Aggiorniamo i nostri affezionati lettori su un particolare non trascurabile che non era a nostra conoscenza: gli affreschi della tomba François non sarebbero di proprietà di Alessandro Torlonia! I preziosi reperti provenienti da Vulci sono appartenuti fino al 1990, anno della sua morte, al marchese Alessandro Gerini, soprannominato il “costruttore di Dio” e poi sono stati contesi dagli eredi a colpi di carte bollate. Il Tribunale di Roma, nel 2004, attribuì reperti, fregi e dipinti ai singoli eredi e la tomba François ai tre fratelli Sforza Cesarini, stabilendo anche i conguagli. Il principe Torlonia fece appello, specificando che vi era stato un errore nella consulenza tecnica e che i dipinti valevano 10 e non 5 milioni di euro. Ma la sentenza venne confermata nel 2010 dalla Corte d'Appello di Roma.
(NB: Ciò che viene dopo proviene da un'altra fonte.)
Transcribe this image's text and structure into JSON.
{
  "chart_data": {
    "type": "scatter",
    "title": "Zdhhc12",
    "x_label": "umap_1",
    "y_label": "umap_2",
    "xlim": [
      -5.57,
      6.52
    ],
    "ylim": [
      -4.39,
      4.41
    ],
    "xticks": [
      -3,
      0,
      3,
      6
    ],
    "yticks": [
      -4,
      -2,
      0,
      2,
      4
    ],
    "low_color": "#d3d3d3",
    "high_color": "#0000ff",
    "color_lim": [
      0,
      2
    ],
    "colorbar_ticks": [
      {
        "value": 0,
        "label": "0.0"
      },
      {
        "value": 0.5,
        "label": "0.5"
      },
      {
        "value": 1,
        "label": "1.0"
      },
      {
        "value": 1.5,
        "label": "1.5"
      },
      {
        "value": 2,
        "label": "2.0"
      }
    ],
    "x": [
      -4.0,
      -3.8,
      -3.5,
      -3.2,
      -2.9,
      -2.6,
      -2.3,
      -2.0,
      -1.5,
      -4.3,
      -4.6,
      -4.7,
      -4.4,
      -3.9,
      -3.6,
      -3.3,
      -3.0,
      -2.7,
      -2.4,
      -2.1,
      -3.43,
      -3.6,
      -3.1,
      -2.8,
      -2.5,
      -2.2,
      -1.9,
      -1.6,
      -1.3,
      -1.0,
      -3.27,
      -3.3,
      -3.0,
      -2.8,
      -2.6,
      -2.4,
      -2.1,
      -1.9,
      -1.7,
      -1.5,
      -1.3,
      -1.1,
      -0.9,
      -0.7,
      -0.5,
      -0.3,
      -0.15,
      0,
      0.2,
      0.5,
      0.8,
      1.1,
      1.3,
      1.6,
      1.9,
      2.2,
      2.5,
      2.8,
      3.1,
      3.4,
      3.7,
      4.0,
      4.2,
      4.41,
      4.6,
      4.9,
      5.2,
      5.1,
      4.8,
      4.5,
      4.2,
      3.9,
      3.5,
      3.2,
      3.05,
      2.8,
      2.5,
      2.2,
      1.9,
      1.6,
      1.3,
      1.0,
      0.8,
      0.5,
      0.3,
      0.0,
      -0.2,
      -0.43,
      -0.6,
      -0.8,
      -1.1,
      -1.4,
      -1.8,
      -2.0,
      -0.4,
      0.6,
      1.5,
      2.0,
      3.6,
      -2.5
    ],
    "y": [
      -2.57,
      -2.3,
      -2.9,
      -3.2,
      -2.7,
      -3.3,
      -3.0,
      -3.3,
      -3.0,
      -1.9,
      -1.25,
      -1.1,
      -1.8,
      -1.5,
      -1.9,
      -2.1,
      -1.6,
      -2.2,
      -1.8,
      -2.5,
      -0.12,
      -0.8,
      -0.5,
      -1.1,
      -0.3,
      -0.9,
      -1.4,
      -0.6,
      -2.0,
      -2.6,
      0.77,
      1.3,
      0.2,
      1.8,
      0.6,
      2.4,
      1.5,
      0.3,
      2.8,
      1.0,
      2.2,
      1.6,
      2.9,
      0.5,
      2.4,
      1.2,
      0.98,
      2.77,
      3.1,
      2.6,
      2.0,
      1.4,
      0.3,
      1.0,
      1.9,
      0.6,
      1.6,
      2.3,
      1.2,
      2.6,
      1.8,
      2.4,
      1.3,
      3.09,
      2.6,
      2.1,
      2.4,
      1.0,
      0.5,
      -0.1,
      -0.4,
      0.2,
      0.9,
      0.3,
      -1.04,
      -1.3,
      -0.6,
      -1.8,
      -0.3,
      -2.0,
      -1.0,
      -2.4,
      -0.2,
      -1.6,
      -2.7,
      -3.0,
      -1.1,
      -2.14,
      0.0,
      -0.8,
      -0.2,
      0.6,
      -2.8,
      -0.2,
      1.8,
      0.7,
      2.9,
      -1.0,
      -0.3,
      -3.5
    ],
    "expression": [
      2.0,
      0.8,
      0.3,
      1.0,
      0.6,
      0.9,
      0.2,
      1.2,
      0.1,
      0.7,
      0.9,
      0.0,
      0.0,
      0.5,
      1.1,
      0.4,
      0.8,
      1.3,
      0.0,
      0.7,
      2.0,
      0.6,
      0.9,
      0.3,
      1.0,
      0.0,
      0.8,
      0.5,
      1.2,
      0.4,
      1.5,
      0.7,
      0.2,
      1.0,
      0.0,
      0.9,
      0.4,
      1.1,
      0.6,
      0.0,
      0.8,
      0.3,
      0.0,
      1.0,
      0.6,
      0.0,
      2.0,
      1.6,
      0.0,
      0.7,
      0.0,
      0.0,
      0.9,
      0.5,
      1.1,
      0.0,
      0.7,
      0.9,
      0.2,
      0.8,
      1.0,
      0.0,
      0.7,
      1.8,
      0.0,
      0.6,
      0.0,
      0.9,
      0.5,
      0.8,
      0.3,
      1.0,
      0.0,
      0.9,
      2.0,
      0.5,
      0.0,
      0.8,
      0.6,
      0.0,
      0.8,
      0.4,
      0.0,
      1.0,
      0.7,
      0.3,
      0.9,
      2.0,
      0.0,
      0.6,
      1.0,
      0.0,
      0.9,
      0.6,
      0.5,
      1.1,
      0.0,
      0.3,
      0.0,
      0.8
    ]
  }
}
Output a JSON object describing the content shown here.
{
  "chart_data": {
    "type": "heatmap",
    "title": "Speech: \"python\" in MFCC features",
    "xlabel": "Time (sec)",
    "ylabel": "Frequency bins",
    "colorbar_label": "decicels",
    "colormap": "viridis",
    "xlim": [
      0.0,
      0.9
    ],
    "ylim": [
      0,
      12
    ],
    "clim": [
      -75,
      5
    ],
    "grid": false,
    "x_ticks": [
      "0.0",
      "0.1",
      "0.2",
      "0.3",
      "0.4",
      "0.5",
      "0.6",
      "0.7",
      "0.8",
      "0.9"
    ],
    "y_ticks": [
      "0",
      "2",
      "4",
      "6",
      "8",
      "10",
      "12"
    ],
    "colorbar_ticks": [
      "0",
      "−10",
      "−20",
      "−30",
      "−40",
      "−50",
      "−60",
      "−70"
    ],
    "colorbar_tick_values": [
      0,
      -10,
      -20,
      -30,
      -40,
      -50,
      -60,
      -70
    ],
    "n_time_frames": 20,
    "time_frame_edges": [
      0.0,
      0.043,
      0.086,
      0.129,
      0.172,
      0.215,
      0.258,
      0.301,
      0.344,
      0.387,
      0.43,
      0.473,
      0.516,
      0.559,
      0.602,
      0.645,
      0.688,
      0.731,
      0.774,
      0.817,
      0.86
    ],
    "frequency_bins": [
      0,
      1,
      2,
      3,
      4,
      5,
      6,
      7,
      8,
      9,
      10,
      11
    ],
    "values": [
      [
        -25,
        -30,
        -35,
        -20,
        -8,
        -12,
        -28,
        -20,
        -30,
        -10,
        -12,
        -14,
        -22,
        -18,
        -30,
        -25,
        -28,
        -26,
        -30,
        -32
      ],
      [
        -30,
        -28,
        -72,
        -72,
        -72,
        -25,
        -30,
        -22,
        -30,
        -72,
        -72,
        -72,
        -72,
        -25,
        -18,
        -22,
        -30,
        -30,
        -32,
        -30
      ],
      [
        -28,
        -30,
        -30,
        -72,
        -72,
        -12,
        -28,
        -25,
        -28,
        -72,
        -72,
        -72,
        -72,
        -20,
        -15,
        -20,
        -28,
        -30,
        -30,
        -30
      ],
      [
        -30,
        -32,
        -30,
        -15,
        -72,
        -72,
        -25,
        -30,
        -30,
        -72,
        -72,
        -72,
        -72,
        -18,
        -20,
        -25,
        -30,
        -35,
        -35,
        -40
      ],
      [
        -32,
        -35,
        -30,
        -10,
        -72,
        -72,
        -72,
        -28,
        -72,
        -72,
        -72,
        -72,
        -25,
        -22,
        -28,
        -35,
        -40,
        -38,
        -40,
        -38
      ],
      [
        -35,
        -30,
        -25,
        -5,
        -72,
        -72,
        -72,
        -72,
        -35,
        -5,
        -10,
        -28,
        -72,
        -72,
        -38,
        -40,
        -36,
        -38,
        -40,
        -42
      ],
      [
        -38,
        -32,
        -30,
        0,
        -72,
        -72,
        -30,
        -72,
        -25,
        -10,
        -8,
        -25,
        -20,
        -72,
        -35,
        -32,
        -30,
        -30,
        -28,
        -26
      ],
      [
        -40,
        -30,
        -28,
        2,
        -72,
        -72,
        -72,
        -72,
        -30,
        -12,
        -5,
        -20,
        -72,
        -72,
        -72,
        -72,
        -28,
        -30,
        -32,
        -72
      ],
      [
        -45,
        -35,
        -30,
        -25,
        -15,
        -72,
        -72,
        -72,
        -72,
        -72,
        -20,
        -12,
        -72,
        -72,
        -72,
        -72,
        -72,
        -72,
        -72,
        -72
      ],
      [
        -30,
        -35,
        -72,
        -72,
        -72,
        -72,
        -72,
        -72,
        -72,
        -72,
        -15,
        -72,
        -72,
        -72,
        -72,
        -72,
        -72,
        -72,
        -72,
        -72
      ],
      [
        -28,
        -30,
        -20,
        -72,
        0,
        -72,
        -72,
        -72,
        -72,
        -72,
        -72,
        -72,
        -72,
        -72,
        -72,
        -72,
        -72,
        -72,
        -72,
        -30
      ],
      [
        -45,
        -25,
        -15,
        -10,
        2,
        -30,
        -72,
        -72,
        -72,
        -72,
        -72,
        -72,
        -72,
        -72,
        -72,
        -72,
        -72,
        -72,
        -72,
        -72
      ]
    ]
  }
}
A quel punto Alessandro e Carlo Torlonia hanno fatto ricorso in Cassazione contro gli Sforza Cesarini e contro la Fondazione ecclesiastica Gerini, Annamaria, Antonio e Gerino Gerini, Maria Benedetta Bertolini Carrega, e Ferdinando. Pochi giorni fa la Cassazione accoglie il ricorso di Torlonia stabilendo un nuovo appello per determinare il valore degli affreschi e risolvere definitivamente la questione ereditaria. A questo punto però sorge spontanea una domanda: nel 2006 si parlò di un’offerta da parte della Regione Lazio, del comune di Montalto di Castro e della Soprintendenza per acquistare queste opere d’arte dai Torlonia; ma come potevano farlo se i beni erano contesi? Ah saperlo!